Your social security number is the key to your credit. With that nine-digit number and your name, an identity thief can get access to your credit history, open credit cards in your name, even take out a mortgage posing as you.

You might guard your social security card with your life. But no matter how hard you try, you can't keep it from your employer. Federal law requires them to have your social security number for tax purposes, but it doesn't require them to keep it safe.

"A cola company might safeguard its secret cola recipe with all its might, and it will do nothing to keep its own employees' identities safe," says Daniel Solove, a professor at George Washington University.

2. Snoop around.

No kidding: your name and social security number could be on a checklist about the company picnic taped to the wall in the HR office. Maybe your HR department is a little more discreet. But do you know where your information is?

Take a cruise through the office. Do the timesheets in the open employee mailroom have names and social security numbers already printed on them? Are the file cabinets containing employee profiles unlocked? Does your ID card or health card have your SSN plastered on it?

Believe it or not, this still happens. Even a human resources office where desks remain covered in paperwork overnight or personal computers are left on and unsupervised may signal a problems.

These are all red flags that your employer may not take protecting your personal information very seriously, says James Fishman, partner at Fishman & Neil Law Offices in New York.

3. Have a fit.

If your employer is guilty of being too casual with your personal information, go ahead, tell them they're wrong.

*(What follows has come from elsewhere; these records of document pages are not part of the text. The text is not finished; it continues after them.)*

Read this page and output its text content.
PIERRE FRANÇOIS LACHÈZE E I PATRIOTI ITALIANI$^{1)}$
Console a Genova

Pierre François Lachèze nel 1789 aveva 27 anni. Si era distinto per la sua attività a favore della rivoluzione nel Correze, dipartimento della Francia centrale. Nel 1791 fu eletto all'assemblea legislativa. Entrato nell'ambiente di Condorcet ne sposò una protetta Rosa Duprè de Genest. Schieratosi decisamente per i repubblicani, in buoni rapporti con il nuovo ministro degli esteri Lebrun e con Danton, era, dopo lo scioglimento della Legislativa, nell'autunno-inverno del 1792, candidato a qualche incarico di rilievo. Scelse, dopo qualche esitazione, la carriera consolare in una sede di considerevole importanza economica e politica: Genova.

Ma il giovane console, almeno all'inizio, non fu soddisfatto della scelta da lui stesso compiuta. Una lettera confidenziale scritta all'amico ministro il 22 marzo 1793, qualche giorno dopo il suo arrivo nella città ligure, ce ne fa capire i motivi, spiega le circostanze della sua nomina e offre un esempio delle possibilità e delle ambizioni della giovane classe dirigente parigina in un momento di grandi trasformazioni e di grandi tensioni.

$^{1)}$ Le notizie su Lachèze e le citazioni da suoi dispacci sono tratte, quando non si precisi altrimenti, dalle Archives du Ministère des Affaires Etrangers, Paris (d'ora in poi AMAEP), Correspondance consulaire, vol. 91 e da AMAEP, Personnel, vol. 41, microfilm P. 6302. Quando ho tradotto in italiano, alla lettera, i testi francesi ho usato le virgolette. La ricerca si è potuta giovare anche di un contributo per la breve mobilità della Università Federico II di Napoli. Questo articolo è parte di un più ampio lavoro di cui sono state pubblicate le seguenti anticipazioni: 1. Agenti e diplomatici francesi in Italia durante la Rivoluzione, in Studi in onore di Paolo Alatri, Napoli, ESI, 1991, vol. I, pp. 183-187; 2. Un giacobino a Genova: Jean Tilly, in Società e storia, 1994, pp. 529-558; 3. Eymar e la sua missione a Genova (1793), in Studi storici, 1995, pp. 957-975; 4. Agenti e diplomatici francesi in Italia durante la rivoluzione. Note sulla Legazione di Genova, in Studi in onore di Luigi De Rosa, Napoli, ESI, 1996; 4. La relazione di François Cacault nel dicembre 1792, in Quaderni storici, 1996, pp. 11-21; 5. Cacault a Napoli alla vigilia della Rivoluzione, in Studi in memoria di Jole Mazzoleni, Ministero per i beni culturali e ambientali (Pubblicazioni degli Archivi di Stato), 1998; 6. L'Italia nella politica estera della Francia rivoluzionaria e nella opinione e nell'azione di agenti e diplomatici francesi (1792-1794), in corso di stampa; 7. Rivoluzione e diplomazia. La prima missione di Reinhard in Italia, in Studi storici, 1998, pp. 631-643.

Go tell your HR department you're concerned about the security of employee data.

Remind them that since February, more than 4 million consumers have been warned their personal information is at risk due to security breaches, according to the Privacy Clearinghouse.

Aside from keeping personal information files under lock and key, companies also need to lock up data in computer files.

"Most companies are keeping all employee files online now," says Solove.

Find out if your company has all employees' personal information in its computer database encrypted, which means that without a key, the data is scrambled, locked, and difficult to retrieve.

Backup computer tapes should also be encrypted so "even if a hacker can get in there, that data is not accessible," says Solove.

4. Watch your back.

It's up to you to do what you can to protect yourself. The unfortunate thing is that most people don't.

For example, LexisNexis offered the 300,000 individuals affected by a security breach at that company a credit monitoring service for one year. Only two percent of victims have signed up for it, according to Beth Givens, director of the Privacy Rights Clearinghouse.

Victims should be sure to call the credit bureaus and place fraud alerts on their records. Alert your banks and credit cards. Order your credit reports and comb through them.

If you've been warned your information was compromised in a security breach, be sure to take any fraud protection you're offered.

5. Keep an eagle eye.

"[The security breach at Time Warner] is just another example of why we all need to keep watching our credit reports," says Givens.

Fact is that companies are reporting these security breaches, but other incidents in the past or present may have exposed individuals, and they may have never known it.

Worse, your employer is not the only one out there with access to your personal information. Your doctor, dentist, and utility provider might have your social security number because, well, they asked for it.

Don't be afraid to tell them "no" next time unless it's necessary. And when you give it up, ask them how seriously they take your security.

According to Fishman, "These security breaches are an epidemic."

You can never be too safe. Check your reports at least twice a year, recommends Givens. Every American will be eligible by September to get a free annual credit report from each of the three major credit bureaus: Experian, TransUnion, and Equifax. Check out www.annualcreditreport.com or call 1-877-322-8228.